Only Utah's Jerry Sloan, who just completed his 15th season, had a longer tenure among active coaches than Tomjanovich.

"I am going to work with everybody in the front office to go and try to help add some pieces to what we already have and get the Houston Rockets back on top,'' said Tomjanovich, who has concluded cancer treatments and will undergo a biopsy next month to see if the tumor is gone. "It is a good situation.''

Rockets guard Steve Francis said losing Tomjanovich was tough.

"It was hard for me to believe,'' Francis told KRIV.

"Hopefully for this team things will get better. I'm gonna have to talk to coach before I make a decision as far as myself on which way I think we are going to go.''

The Rockets made Tomjanovich the second overall selection in the 1970 draft out of Michigan. He started the franchise's first game in Houston on Oct. 14, 1971, after the Rockets moved from San Diego.

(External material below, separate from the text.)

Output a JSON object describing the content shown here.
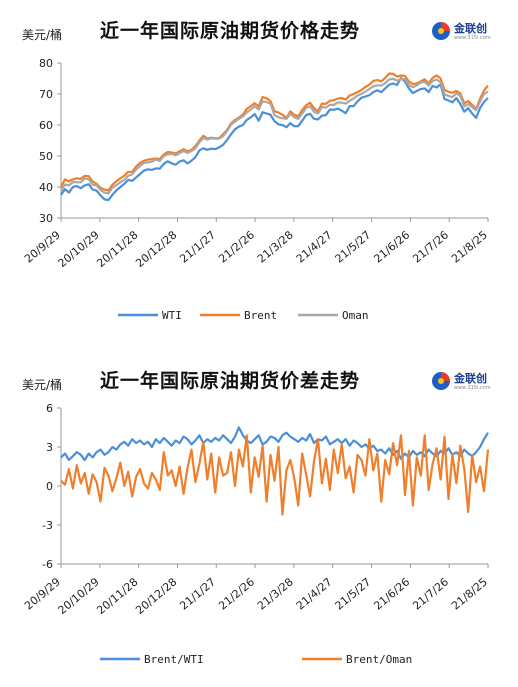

"Rudy T,'' as he is called, quickly became one of the team's most popular players and had 13,383 points and 6,198 rebounds in his 11-year playing career, averaging 17.4 points and 8.1 rebounds in 768 games. He last played in 1981 and the team retired his jersey the following year.

Tomjanovich also survived one of the scariest moments in NBA history on Dec. 9, 1977, when Los Angeles Lakers forward Kermit Washington blindsided him with a powerful punch that sent him crashing to the floor with shattered facial bones. Doctors later said the injuries were life-threatening, but Tomjanovich returned the following season wearing a protective mask and made one of his five appearances in the NBA All-Star game.

Tomjanovich has spent all 33 years since leaving Michigan -- which also retired his jersey this year -- with the Rockets as a player, scout or coach.

This season, news of cancer on the surface of his bladder forced Tomjanovich to miss the final 17 games of a disappointing season in which Houston finished 43-39 despite having two All-Star starters, guard Francis and 7-foot-6 rookie Yao Ming.

His current contract, agreed to in 2000, was set to keep him coaching until 2005.

Information from The Associated Press was used in this report.